Non so se aumenteranno, di certo non diminuiranno vista la naturale propensione all'aumentare di numero. Poi credo che postare o meno non dipenda dal @gentoo.org (anche se fa più figo  :Razz: ) o dal @yahoogroups.quello.che.è finale, ma da noi. La ML @gentoo.org potrebbe aumentare la visibilità nei confronti dei nuovi, che magari conoscono le risorse tramite il sito ufficiale.

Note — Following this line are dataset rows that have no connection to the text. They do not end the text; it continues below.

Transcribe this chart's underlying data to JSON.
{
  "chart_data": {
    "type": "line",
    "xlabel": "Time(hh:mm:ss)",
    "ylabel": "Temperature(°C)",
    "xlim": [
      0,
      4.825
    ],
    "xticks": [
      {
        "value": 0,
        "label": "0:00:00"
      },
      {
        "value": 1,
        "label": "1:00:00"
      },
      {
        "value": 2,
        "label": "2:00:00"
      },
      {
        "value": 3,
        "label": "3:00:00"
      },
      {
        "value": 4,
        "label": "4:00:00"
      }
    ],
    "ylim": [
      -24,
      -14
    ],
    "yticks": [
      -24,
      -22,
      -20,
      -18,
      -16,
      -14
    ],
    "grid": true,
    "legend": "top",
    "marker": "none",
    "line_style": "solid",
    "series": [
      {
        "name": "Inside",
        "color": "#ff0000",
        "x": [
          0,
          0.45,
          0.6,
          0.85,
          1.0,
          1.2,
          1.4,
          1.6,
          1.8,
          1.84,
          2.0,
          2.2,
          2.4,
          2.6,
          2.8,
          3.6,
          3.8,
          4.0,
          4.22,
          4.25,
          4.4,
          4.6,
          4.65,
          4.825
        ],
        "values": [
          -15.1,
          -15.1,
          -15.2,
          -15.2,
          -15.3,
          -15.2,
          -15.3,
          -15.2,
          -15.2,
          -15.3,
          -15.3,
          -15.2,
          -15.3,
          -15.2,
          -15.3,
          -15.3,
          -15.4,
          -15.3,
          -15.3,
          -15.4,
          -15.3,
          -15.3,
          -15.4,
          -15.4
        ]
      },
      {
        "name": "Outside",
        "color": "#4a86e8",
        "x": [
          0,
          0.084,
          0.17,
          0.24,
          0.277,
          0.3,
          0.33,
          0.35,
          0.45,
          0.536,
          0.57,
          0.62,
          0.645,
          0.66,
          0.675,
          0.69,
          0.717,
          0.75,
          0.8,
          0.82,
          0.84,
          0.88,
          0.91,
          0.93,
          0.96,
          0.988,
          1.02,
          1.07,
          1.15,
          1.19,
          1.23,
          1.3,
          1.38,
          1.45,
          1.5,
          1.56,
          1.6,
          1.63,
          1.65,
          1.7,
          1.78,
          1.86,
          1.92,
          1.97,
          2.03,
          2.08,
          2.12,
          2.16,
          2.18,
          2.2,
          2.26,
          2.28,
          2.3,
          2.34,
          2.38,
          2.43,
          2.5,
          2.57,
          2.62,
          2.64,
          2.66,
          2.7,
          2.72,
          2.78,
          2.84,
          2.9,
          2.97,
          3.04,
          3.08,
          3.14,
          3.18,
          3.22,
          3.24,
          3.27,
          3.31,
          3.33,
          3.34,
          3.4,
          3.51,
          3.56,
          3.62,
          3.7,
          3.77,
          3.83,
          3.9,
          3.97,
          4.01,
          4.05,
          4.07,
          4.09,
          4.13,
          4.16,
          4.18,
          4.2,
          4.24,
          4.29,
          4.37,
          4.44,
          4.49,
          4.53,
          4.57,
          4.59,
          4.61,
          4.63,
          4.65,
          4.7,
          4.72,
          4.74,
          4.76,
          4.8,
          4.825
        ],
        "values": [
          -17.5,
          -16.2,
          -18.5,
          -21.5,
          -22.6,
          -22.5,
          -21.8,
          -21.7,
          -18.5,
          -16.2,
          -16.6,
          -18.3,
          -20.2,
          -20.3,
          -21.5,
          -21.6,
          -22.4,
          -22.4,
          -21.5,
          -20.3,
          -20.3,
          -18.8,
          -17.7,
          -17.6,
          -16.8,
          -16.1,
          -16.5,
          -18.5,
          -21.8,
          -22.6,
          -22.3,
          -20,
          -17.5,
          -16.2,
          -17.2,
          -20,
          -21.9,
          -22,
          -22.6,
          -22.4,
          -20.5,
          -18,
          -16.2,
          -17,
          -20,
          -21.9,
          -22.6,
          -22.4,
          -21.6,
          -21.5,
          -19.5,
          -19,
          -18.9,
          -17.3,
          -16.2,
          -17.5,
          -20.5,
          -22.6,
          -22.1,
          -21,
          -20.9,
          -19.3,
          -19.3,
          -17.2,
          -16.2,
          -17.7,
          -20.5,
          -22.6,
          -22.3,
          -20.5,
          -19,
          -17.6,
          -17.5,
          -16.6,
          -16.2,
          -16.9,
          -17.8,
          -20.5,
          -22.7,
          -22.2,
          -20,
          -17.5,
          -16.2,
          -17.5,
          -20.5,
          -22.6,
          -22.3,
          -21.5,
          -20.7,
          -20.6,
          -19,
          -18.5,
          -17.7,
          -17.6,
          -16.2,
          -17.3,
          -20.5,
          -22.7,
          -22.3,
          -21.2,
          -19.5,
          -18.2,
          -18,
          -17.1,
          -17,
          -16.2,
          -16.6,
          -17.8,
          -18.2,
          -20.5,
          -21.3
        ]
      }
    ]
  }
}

Il grosso "limite" alla ML è questo forum veramente molto disponibile e pratico.  :Very Happy: 

----------

## bsolar

 *Shev wrote:*   

> Il grosso "limite" alla ML è questo forum veramente molto disponibile e pratico. 

 

Se volete comincio a trattarvi peggio...  :Twisted Evil: 

----------

## BlueRaven

 *Shev wrote:*   

> Il grosso "limite" alla ML è questo forum veramente molto disponibile e pratico. 

 

Rispetto alla ML, il forum ha il grosso vantaggio di essere alla portata anche dei meno esperti, permettendo a tutti di partecipare.  :Cool: 

Ma la comodità di una mailing list, IMHO, è inarrivabile.

----------

## leon_73

Ciao a tutti,

Mi e' capitato di vedere ingiro per i forum la possibilita' di fare una specie di polling. Che ne pensate di far scegliere ai vari utenti del forum e avvisare tutti quelli della mailing list  :Wink: 

Personalmente anche io sono a favore della ML "ufficiale". semplicemente per una questione di ordine...

Leo

----------

## m.mascherpa

 *leon_73 wrote:*   

> Ciao a tutti,
> 
> Mi e' capitato di vedere ingiro per i forum la possibilita' di fare una specie di polling. Che ne pensate di far scegliere ai vari utenti del forum e avvisare tutti quelli della mailing list 
> 
> Personalmente anche io sono a favore della ML "ufficiale". semplicemente per una questione di ordine...
> ...

 

era ciò che stavo per proporre e mi sembra la soluzione migliore  :Smile: 

oltretutto si tratta solo di una questione di forma. credo che ogni

utente italiano sappia come iscriversi alla ML già esistente dopo

una rapida visita al forum  :Smile: 

----------